Agricultural runoff into the Chesapeake Bay and its tributaries has long been a hot-button issue in Annapolis, where the farm and chicken-packing industries have repeatedly beaten back environmentalists' efforts to impose mandatory controls.
But this summer's news of Pfiesteria-related fish kills and human illness in the Pocomoke River and Kings Creek may have changed the political dynamic. State scientists have advanced the hypothesis that agricultural runoff may be helping to foster the conditions that turn the normally benign Pfiesteria into a menace.
"The terms of the debate are changing right now," said Tom Grasso, Maryland director of the Chesapeake Bay Foundation.
The issue is a touchy one for Assembly leaders, whose positions depend on a coalition of urban and rural interests.
House Speaker Casper R. Taylor Jr. said "it's too early to tell" whether farm pollution will emerge as a pivotal issue in the coming session.

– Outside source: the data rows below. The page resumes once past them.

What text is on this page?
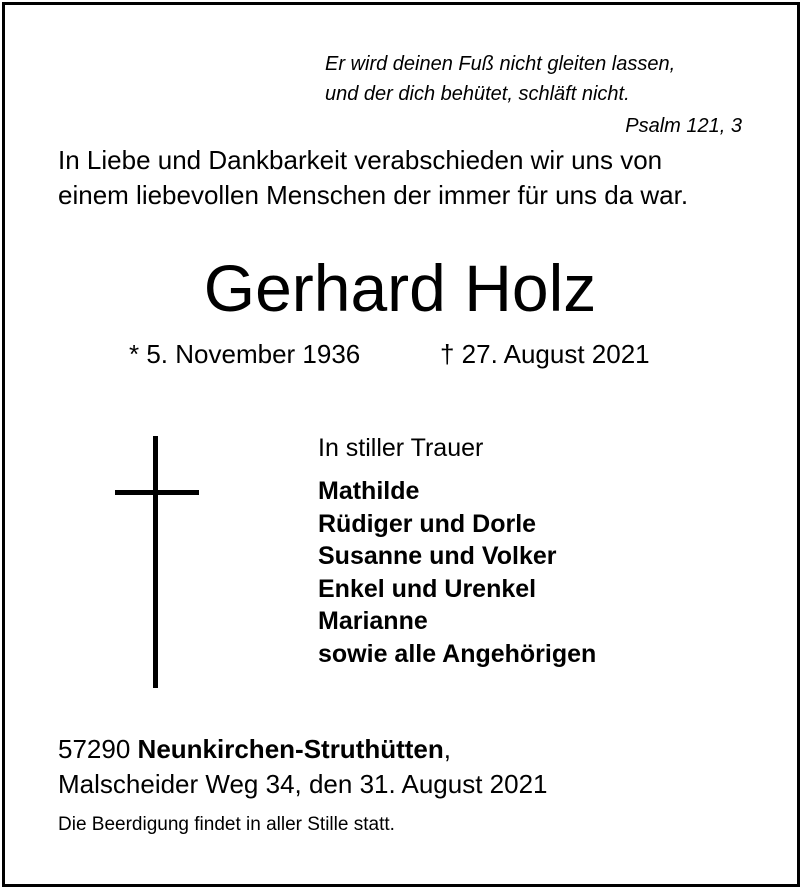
Er wird deinen Fuß nicht gleiten lassen,
und der dich behütet, schläft nicht.
Psalm 121, 3
In Liebe und Dankbarkeit verabschieden wir uns von
einem liebevollen Menschen der immer für uns da war.
Gerhard Holz
* 5. November 1936	† 27. August 2021
In stiller Trauer
Mathilde
Rüdiger und Dorle
Susanne und Volker
Enkel und Urenkel
Marianne
sowie alle Angehörigen
57290 Neunkirchen-Struthütten,
Malscheider Weg 34, den 31. August 2021
Die Beerdigung findet in aller Stille statt.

He expressed hope that the legislature could reach an "enlightened consensus" on the matter.
During a news conference Thursday, Glendening moved to forge such a consensus by announcing the creation of a commission headed by former Gov. Harry R. Hughes to determine which steps must be taken to protect the bay.
But agreement could prove elusive. Already yesterday, there were signs of battle lines being drawn.
On the Eastern Shore, Glendening's statement that "the problem in the water is coming from the land" was reverberating among farmers.
It raised the hackles of Larry Porter, who raises chickens near Kings Creek, a stream that was closed by Glendening Wednesday after evidence of Pfiesteria was found.
"I heard him saying land was responsible. I think it's nonsense," said Porter, of Princess Anne. "By making it mandatory, they're saying we don't have any confidence in the farmer."
The critical question before the Hughes commission will be whether the evidence connecting fish-killing outbreaks of Pfiesteria to agricultural runoff -- especially manure from Eastern Shore chicken houses -- is solid enough to justify a government mandate to clean up the farms.
Environmental groups have long believed the case that farm runoff is doing serious harm to the bay is airtight. In their view, the news of a potential link between nutrients and Pfiesteria -- and that human health could be at stake -- have simply provided further evidence that urgent action is necessary.
"The burden is not on the government, the burden is not on the scientists to demonstrate that nutrients are causing the problem," said Billings. "The burden is on those who are overloading the nutrients to show that they are not causing the problem."
But rural legislators and the farm lobby take the opposite view.
"I am looking for an absolute, scientifically verifiable proof that Pfiesteria and agricultural wastes are connected," Stoltzfus said. the good, hard-working farmer, to impose mandatory regulations based on unfinished science smacks of totalitarianism."
C. William Knill, president of the Maryland Farm Bureau, said he hoped the commission wouldn't rush to judgment in targeting farmers for the Pfiesteria outbreaks.
"Scientists have been studying this for several years in North Carolina and haven't come up with anything," said Knill, a Carroll County farmer. "I hope agriculture doesn't get slapped in the face and take all the blame before we know what we're talking about."
The Hughes commission has been given until Nov. 1 to complete its work, leaving the administration time to prepare legislation for the General Assembly session that begins in January.